This Is Not Going Well

I went to visit Mom a little early today, since I was going to try to cut her hair.  Alas, it was not to be.  When I arrived, she was in her wheelchair and when she saw I was there, she started crying.

I asked what was wrong.  "My bottom hurts."  She'd been complaining about this for a few days and I ordered her a new cushion which arrives tomorrow.  The cushions she's been using are from home, are old, and probably compressed enough that there's not much cushioning happening.  She asked me to put some Vasoline on her.

 She stood up, but getting to her was tough and she doesn't stand well for any length of time.  I suggested she get in the bed and roll over to her side as I slipped on some nitrile gloves and grabbed the pot of petroleum jelly.  

I examined her before applying.  She looked a little bruised down there and there was a rough bump in the middle of the bruised place.  Same on the other side.  I had  my suspicions now of what we were dealing with, so used the call button to summon a nurse to confirm.  She came in, had a look and said there was an opening (must be tiny, I didn't see it).  Putting Vasoline on was good - it's a barrier that keeps germs out.  The other nurse, one of my mom's favorites was down the hall working on medication distribution.  I went to see her to ask about a painkiller.  Mom gets a Tylenol 3 every evening that helps with the pain from her physical therapy and she would get one tonight.  She brought Mom's drugs immediately.  My very suspicious mother took them without question and laid back down, still crying.  The nurse put a cushioned bandage on the worse sore and told me she'd check on her in a bit.

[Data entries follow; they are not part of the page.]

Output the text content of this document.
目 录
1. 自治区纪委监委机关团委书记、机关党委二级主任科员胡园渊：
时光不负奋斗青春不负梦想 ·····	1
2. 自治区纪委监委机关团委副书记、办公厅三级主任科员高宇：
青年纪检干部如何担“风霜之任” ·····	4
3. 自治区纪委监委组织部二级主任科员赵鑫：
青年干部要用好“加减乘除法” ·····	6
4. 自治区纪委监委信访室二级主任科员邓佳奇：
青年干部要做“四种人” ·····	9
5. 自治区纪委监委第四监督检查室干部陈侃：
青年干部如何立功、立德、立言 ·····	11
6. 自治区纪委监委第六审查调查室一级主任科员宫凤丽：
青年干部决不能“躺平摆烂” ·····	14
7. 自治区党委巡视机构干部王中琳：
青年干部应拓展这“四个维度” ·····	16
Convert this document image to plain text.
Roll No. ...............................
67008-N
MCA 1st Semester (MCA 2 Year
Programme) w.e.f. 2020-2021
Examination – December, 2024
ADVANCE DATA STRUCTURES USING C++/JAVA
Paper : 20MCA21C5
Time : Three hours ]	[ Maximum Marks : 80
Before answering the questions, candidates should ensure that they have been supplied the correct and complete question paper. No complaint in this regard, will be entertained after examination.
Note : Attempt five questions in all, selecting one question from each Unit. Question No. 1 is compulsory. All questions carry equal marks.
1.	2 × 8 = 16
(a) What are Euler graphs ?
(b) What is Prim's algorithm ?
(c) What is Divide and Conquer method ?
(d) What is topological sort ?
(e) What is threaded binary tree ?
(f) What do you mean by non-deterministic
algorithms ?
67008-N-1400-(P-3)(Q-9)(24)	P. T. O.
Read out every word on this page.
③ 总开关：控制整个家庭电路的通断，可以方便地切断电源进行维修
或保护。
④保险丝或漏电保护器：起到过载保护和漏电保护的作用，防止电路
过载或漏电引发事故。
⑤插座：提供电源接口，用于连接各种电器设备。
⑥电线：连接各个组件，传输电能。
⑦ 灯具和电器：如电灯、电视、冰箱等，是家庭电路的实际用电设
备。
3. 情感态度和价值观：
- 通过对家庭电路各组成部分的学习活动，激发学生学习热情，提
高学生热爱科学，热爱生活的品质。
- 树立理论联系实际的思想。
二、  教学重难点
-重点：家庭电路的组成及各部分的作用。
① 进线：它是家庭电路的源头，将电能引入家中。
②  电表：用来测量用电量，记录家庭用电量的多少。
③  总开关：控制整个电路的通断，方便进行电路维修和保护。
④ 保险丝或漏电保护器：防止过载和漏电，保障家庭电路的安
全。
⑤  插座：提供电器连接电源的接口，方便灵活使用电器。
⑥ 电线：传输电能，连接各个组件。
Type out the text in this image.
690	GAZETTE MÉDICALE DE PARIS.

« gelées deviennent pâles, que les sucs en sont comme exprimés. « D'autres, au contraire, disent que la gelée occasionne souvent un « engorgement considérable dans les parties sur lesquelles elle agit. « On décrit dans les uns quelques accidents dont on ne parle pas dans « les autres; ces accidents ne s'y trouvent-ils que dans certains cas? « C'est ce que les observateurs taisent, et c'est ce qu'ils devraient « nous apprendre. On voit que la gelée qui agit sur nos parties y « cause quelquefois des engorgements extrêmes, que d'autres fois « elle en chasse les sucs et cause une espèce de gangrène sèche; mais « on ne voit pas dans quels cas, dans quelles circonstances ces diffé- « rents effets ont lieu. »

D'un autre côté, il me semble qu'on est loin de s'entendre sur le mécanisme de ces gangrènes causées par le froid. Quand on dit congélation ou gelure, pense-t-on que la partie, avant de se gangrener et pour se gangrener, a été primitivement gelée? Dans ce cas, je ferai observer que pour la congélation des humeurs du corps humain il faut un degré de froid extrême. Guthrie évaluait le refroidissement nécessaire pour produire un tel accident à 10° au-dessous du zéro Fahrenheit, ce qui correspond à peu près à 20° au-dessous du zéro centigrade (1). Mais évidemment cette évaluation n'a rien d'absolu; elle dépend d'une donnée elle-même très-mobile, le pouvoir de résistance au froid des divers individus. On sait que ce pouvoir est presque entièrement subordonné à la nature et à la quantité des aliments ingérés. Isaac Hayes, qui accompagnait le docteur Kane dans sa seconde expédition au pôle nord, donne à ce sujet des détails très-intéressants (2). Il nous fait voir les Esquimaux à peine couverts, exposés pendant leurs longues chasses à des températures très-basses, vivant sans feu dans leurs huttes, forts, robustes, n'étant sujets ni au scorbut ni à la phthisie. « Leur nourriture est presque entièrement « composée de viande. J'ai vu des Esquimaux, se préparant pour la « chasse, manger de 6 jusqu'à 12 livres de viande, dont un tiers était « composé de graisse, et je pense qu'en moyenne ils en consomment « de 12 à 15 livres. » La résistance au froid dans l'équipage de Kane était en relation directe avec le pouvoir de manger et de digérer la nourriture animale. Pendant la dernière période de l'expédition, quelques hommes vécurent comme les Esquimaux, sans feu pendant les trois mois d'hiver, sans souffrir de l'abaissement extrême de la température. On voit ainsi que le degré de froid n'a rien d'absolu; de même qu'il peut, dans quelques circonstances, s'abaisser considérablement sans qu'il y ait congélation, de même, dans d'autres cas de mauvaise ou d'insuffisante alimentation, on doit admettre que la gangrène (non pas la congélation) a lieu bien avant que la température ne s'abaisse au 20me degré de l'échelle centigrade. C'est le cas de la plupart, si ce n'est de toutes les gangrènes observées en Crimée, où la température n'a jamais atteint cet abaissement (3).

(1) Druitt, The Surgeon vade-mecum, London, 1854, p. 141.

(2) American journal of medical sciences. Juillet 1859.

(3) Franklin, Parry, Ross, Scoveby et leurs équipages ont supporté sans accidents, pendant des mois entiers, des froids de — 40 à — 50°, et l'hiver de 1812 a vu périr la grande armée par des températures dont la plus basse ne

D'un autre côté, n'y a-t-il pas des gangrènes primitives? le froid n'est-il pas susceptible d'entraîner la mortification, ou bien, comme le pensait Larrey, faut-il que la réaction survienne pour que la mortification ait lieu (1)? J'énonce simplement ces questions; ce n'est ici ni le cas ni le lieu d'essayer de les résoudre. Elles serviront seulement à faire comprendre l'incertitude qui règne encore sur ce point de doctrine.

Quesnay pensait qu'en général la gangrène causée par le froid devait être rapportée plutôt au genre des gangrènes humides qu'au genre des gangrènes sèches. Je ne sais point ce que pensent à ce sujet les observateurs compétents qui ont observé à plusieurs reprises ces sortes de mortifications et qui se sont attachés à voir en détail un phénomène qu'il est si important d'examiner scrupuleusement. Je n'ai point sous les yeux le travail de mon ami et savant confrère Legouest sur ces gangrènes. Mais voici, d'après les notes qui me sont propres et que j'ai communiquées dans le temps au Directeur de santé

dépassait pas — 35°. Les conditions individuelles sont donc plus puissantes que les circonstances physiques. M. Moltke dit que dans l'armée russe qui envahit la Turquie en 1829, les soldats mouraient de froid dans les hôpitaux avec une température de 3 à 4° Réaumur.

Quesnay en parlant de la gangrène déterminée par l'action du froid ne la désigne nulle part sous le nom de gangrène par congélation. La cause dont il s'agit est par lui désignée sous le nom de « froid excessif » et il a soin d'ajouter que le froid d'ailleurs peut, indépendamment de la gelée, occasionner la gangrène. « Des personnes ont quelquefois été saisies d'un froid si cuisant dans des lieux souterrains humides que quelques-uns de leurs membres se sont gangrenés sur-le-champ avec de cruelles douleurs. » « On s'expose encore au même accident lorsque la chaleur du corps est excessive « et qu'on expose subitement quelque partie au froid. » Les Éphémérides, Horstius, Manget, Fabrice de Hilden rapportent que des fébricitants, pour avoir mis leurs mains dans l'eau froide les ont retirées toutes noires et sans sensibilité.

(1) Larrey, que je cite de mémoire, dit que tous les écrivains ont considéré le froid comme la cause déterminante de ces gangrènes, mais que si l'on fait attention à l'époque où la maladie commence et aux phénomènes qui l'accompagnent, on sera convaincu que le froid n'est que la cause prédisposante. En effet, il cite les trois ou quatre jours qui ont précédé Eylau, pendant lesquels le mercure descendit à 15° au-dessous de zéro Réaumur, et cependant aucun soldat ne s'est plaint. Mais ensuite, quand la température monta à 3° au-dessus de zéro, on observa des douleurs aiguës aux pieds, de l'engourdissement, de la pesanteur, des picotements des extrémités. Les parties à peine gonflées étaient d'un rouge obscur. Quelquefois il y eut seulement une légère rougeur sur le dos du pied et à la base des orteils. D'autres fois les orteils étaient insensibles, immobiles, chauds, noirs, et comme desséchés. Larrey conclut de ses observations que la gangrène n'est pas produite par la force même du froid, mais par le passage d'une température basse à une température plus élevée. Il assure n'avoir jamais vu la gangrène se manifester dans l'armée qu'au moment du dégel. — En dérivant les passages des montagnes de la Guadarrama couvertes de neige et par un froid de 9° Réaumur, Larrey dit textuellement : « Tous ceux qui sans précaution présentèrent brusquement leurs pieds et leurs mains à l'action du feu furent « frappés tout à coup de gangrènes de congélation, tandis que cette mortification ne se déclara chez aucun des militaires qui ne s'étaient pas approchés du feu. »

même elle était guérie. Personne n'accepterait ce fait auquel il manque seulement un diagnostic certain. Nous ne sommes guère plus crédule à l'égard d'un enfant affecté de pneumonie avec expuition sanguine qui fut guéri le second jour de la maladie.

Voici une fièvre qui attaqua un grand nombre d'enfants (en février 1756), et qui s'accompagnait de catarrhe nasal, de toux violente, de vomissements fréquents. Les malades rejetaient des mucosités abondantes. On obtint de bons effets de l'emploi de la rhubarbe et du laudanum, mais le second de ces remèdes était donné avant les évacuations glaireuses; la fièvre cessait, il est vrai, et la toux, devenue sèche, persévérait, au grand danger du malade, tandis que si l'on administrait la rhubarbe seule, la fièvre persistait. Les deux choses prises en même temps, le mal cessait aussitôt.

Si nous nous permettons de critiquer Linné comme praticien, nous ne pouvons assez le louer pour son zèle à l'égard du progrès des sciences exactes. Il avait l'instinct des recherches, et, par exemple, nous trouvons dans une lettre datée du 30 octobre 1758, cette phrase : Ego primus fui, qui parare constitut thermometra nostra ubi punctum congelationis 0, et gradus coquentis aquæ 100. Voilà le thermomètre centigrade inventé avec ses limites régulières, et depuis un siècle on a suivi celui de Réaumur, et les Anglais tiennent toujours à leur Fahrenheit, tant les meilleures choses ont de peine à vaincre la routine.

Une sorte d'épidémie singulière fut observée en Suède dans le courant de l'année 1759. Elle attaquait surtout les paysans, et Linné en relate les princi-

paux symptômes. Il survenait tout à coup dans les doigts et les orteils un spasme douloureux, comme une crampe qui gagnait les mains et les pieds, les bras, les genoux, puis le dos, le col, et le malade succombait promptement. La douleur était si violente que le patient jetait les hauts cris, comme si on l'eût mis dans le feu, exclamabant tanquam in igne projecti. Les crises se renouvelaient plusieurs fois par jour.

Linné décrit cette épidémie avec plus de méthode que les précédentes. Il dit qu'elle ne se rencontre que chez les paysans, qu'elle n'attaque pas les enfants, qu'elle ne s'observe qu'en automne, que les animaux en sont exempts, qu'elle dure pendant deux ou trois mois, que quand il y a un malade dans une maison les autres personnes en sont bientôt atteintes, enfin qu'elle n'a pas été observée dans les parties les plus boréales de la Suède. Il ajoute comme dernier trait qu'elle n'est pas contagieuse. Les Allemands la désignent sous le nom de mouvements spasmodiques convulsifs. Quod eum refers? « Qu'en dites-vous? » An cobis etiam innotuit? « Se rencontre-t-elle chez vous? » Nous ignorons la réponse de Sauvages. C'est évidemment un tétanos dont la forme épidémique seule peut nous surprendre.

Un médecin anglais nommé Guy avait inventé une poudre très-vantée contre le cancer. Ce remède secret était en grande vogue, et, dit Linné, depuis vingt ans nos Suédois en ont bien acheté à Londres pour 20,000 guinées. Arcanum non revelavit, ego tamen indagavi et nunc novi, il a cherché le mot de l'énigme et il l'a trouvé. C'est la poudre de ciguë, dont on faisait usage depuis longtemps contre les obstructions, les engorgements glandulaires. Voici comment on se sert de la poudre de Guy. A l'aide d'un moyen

Mom was on her side since lying flat hurt so much.  I put a pillow behind her so she could relax a little.  And I put her oxygen on her.  Then I sat beside her, laid my hands on her and started praying.  I asked that He take away her pain in whatever way he saw fit to do so.  To let the drugs kick in a little faster than usual.  To let her rest comfortably tonight.  To take away her pain.  After about 15 minutes of this (and some leg cramps on her part that I massaged until they passed), she finally relaxed.  She stopped crying and fell asleep. 

I wished, not for the first time in my life, that we could help people the way we help our pets when life becomes too painful and difficult.  Having just put my beautiful little dog to sleep two days previous, my heart was still reeling from having to make that decision, but knowing that it was the most loving and kind thing I could do for her at that point.  Mom hasn't been comfortable in her body for a while, and many times it's not just discomfort but actual pain.  Now her mind is also distancing itself and I wonder... would that be something she'd want if it were available?

Right now, eight states offer medically assisted death for those with terminal illnesses and terrible pain that can't be alleviated:  California, Colorado, Maine, New Jersey, New Mexico, Vermont, Washington State and Washington, DC (yeah, I know it's not a state).  Vermont is trying to pass legislation to allow "tourist" services - meaning you don't have to be a resident to avail yourself of that service.  When I retire, I want to live in a state that has a provision for this.

Mom claimed to have drunk a gallon of water today, but her muscle cramps make me think otherwise.  When I left yesterday, she had two gallons of water.  Today, only half a gallon was gone - and about half of that was still in her big tumblers on the table.  So really, she's had about an eighth of a gallon.  Not enough.  She's already sleeping, so I went and found the night nurse and told her that Mom was dehydrated.  Please check on her a bit more often tonight and get her to drink some water if you can.  She said she would.

This place where Mom is.... it's old.  It feels institutional.  The food really isn't very good.  BUT, the therapy and the nursing here is first rate.  There's a line of nurses wanting to work here.  And really, that's what you want.  People don't ask to go there.  It's not cushy, but they get the job done.  They've done an amazing job with Mom.  She's strong and able to do a lot for herself now - but she's not very cooperative in taking her medications or eating properly, bathing (no soap!), or - and this is a big one - asking for help when she needs it.  She says she doesn't want to be a nuisance.  I've explained to her many times that this is what we are PAYING FOR.  It is their JOB to take care of you - but they can't do that if you won't communicate your needs to them.  She just shakes her head and says she doesn't want to be a nuisance.

 So there it is.  Other than doing the physical therapy, she's not helping herself get better.  I'm not sure what I or anyone else can do about that.  All I can think at this point is that if she doesn't want to get better, I hope she finds her way out of this life soon.  There is too much pain and suffering happening (self-inflicted) for my wonderful Mom to bear for too long.  I'm trying so hard to do right by her.  I pray that God is too.